Calling Hana and Hina After School ‘sweet’ seems like damning with faint praise. It’s like I’m saying, ‘This piece of fluff has nothing to say.’ And indeed, this series does have little to say (at least in this volume). But while this series has no grand moral messages, nor very deep characters, nor even grand conflict, the series is a sweet story of budding love.
Quite against school rules, Hana has a part-time job. She works in a toy store, but she keeps a low profile. If her school finds out, they’ll expel her. One day, one of her regular customers, the dashing Hina, asks if the store still has a vacancy open. It turns out, despite her cool demeanour, Hina goes gaga over everything cute: plush-toys, dolls, Hana – Not that she’d ever reveal that last one. But until both Hana and Hina figure out their feelings, their biggest worry is that their school will discover their jobs, and expel them.
Much of Morinaga’s work feels like a director getting back together with her regular actors. Outside of the relatively weighty Girl Friends and Kisses, Sighs, and Cherry Blossom Pink, Morinaga’s work settles on a comfortable repetition. Long-time readers will recognise the main characters of Hana and Hina, or their character models at least They are Morinaga’s standard short-haired, reserved tiny girl, and her long-haired, cool tall girl. Long-time readers will also remember the tone of her work. Hana and Hina is – and I mean this with no negativity – fluffy.
Sweetness pervades the book. Our heroines work at a store which sells cute things, and Hina adores all things cute. The series’ tone fits the setting – you won’t find a workplace or school drama here. You won’t find much conflict at all. The threat of expulsion I mentioned up the top is ever-present, but never feels urgent. Hana will say they need to keep a low profile, but the reader never senses discovery looms around the corner. Episodic conflicts in the series (e.g. Hina wanting a photograph of Hana, or Hana wondering why Hina seems surly) do not so much resolve, as vanish. As the chapter reaches its end, it will turn out the conflict owed to a misunderstanding, or that the stakes were not as big as we thought. Now, this lack of conflict may seem boring, and, coupled with sweetness, the story may seem cloying. But Hana and Hina is neither boring nor cloying. The low-conflict sweetness suits this escapist love-story, one where all is right with the world.

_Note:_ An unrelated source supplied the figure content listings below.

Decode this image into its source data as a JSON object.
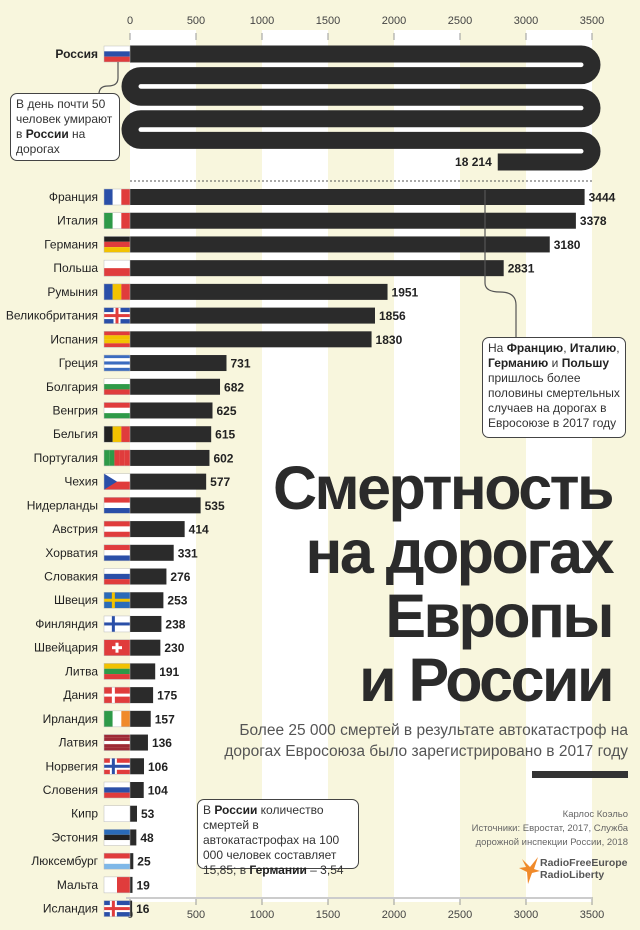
{
  "chart_data": {
    "type": "bar",
    "orientation": "horizontal",
    "title": "Смертность на дорогах Европы и России",
    "subtitle": "Более 25 000 смертей в результате автокатастроф на дорогах Евросоюза было зарегистрировано в 2017 году",
    "xlim": [
      0,
      3500
    ],
    "xticks": [
      0,
      500,
      1000,
      1500,
      2000,
      2500,
      3000,
      3500
    ],
    "russia": {
      "name": "Россия",
      "value": 18214,
      "label": "18 214",
      "flag": {
        "dir": "h",
        "stripes": [
          "#ffffff",
          "#2a4fa8",
          "#e03c3c"
        ]
      }
    },
    "categories": [
      "Франция",
      "Италия",
      "Германия",
      "Польша",
      "Румыния",
      "Великобритания",
      "Испания",
      "Греция",
      "Болгария",
      "Венгрия",
      "Бельгия",
      "Португалия",
      "Чехия",
      "Нидерланды",
      "Австрия",
      "Хорватия",
      "Словакия",
      "Швеция",
      "Финляндия",
      "Швейцария",
      "Литва",
      "Дания",
      "Ирландия",
      "Латвия",
      "Норвегия",
      "Словения",
      "Кипр",
      "Эстония",
      "Люксембург",
      "Мальта",
      "Исландия"
    ],
    "values": [
      3444,
      3378,
      3180,
      2831,
      1951,
      1856,
      1830,
      731,
      682,
      625,
      615,
      602,
      577,
      535,
      414,
      331,
      276,
      253,
      238,
      230,
      191,
      175,
      157,
      136,
      106,
      104,
      53,
      48,
      25,
      19,
      16
    ],
    "flags": [
      {
        "dir": "v",
        "stripes": [
          "#2a4fa8",
          "#ffffff",
          "#e03c3c"
        ]
      },
      {
        "dir": "v",
        "stripes": [
          "#2e9a48",
          "#ffffff",
          "#e03c3c"
        ]
      },
      {
        "dir": "h",
        "stripes": [
          "#222222",
          "#e03c3c",
          "#f2c200"
        ]
      },
      {
        "dir": "h",
        "stripes": [
          "#ffffff",
          "#e03c3c"
        ]
      },
      {
        "dir": "v",
        "stripes": [
          "#2a4fa8",
          "#f2c200",
          "#e03c3c"
        ]
      },
      {
        "dir": "h",
        "stripes": [
          "#2a4fa8"
        ],
        "cross": "#e03c3c",
        "border": "#ffffff",
        "center": true
      },
      {
        "dir": "h",
        "stripes": [
          "#e03c3c",
          "#f2c200",
          "#f2c200",
          "#e03c3c"
        ]
      },
      {
        "dir": "h",
        "stripes": [
          "#3b6cc0",
          "#ffffff",
          "#3b6cc0",
          "#ffffff",
          "#3b6cc0"
        ]
      },
      {
        "dir": "h",
        "stripes": [
          "#ffffff",
          "#2e9a48",
          "#e03c3c"
        ]
      },
      {
        "dir": "h",
        "stripes": [
          "#e03c3c",
          "#ffffff",
          "#2e9a48"
        ]
      },
      {
        "dir": "v",
        "stripes": [
          "#222222",
          "#f2c200",
          "#e03c3c"
        ]
      },
      {
        "dir": "v",
        "stripes": [
          "#2e9a48",
          "#2e9a48",
          "#e03c3c",
          "#e03c3c",
          "#e03c3c"
        ]
      },
      {
        "dir": "h",
        "stripes": [
          "#ffffff",
          "#e03c3c"
        ],
        "triangle": "#2a4fa8"
      },
      {
        "dir": "h",
        "stripes": [
          "#e03c3c",
          "#ffffff",
          "#2a4fa8"
        ]
      },
      {
        "dir": "h",
        "stripes": [
          "#e03c3c",
          "#ffffff",
          "#e03c3c"
        ]
      },
      {
        "dir": "h",
        "stripes": [
          "#e03c3c",
          "#ffffff",
          "#2a4fa8"
        ]
      },
      {
        "dir": "h",
        "stripes": [
          "#ffffff",
          "#2a4fa8",
          "#e03c3c"
        ]
      },
      {
        "dir": "h",
        "stripes": [
          "#2a6bb8"
        ],
        "cross": "#f2c200"
      },
      {
        "dir": "h",
        "stripes": [
          "#ffffff"
        ],
        "cross": "#2a4fa8"
      },
      {
        "dir": "h",
        "stripes": [
          "#e03c3c"
        ],
        "cross": "#ffffff",
        "center": true,
        "small": true
      },
      {
        "dir": "h",
        "stripes": [
          "#f2c200",
          "#2e9a48",
          "#e03c3c"
        ]
      },
      {
        "dir": "h",
        "stripes": [
          "#e03c3c"
        ],
        "cross": "#ffffff"
      },
      {
        "dir": "v",
        "stripes": [
          "#2e9a48",
          "#ffffff",
          "#f08a2a"
        ]
      },
      {
        "dir": "h",
        "stripes": [
          "#9e2a36",
          "#9e2a36",
          "#ffffff",
          "#9e2a36",
          "#9e2a36"
        ]
      },
      {
        "dir": "h",
        "stripes": [
          "#e03c3c"
        ],
        "cross": "#2a4fa8",
        "border": "#ffffff"
      },
      {
        "dir": "h",
        "stripes": [
          "#ffffff",
          "#2a4fa8",
          "#e03c3c"
        ]
      },
      {
        "dir": "h",
        "stripes": [
          "#ffffff"
        ]
      },
      {
        "dir": "h",
        "stripes": [
          "#2a6bb8",
          "#222222",
          "#ffffff"
        ]
      },
      {
        "dir": "h",
        "stripes": [
          "#e03c3c",
          "#ffffff",
          "#7fb8e8"
        ]
      },
      {
        "dir": "v",
        "stripes": [
          "#ffffff",
          "#e03c3c"
        ]
      },
      {
        "dir": "h",
        "stripes": [
          "#2a4fa8"
        ],
        "cross": "#e03c3c",
        "border": "#ffffff"
      }
    ],
    "colors": {
      "bar": "#2b2b2b",
      "band": "#ffffff",
      "background": "#f8f6dd"
    },
    "grid": "alternating vertical bands"
  },
  "notes": {
    "russia": [
      "В день почти 50 человек умирают в ",
      "России",
      " на дорогах"
    ],
    "eu": [
      "На ",
      "Францию",
      ", ",
      "Италию",
      ", ",
      "Германию",
      " и ",
      "Польшу",
      " пришлось более половины смертельных случаев на дорогах в Евросоюзе в 2017 году"
    ],
    "per100k": [
      "В ",
      "России",
      " количество смертей в автокатастрофах на 100 000 человек составляет 15,85; в ",
      "Германии",
      " – 3,54"
    ]
  },
  "title_lines": [
    "Смертность",
    "на дорогах",
    "Европы",
    "и России"
  ],
  "subtitle": "Более 25 000 смертей в результате автокатастроф на дорогах Евросоюза было зарегистрировано в 2017 году",
  "credits": {
    "author": "Карлос Коэльо",
    "sources": "Источники: Евростат, 2017, Служба дорожной инспекции России, 2018"
  },
  "logo": {
    "line1": "RadioFreeEurope",
    "line2": "RadioLiberty",
    "color": "#f08a2a"
  }
}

The series foreshadows real conflict, but in a cliff-hanger for the next volume. In an impacting sequence, Hina realises her feelings may be more than friendly. She asks her friends whether its normal to take pictures with your cute friends. They say that’s normal. She asks if wanting to kiss your friend is normal. Well, kissing a girl’s cheek is normal, they suppose. What if ‘you can’t get them out of your head’ and ‘want to be together forever’? The girls think Hina’s talking about another girl saying this to her. They respond: ‘If she really meant it, that’d be freaky, right?’ Within the last pages, Hina’s conflict materialises. Hina wants to be with Hana, but she fears revealing her love lest she pushes Hana away. A rather conventional conflict. Worse, it is based on a lack of communication, rather than any actual mismatch between our two lovers. This might have become conflict for conflict’s sake. But Morinaga frames this not merely as misunderstanding, but self-doubt, self-disgust, shame, rooted in casual homophobia. The conflict for conflict’s sake breeds a legitimate character conflict within Hina.
While I consider myself a fan of Morinaga, I’ve never felt crazy about her art. Her illustrations are not bad, but they do not exceed mere competency. It is fine that she repeats character models across series. I am not so thrilled by her repeating facial expressions within a series. One imagines an illustrative reference book, with such entries as ‘happy’, ‘embarrassed happy’, ‘surprised’. Add to that many of the characters having roughly the same face shape, and all their expressions become cookie-cutter.
Her page layouts also underwhelm. Their stylistic excesses are just prosaic. Most of the panels bleed off the page. Many panels abandon rectangularity for diagonal borders. Rarely is there any dramatic or thematic motivation for this. These excesses add a superficial dynamism to the page, a dynamism not based on the content of the page. Worse, when bleeding and/or slanting panels could enhance a plot point, they cannot. These techniques are used so often they become a dull baseline.
But as I said, Morinaga’s artwork is competent. It does not detract from Hana and Hina, it just does not enhance the series. Her style gets across the sweetness of the story. If you’re looking for a light love story, with few bumps in its progress, give Hana and Hina a try.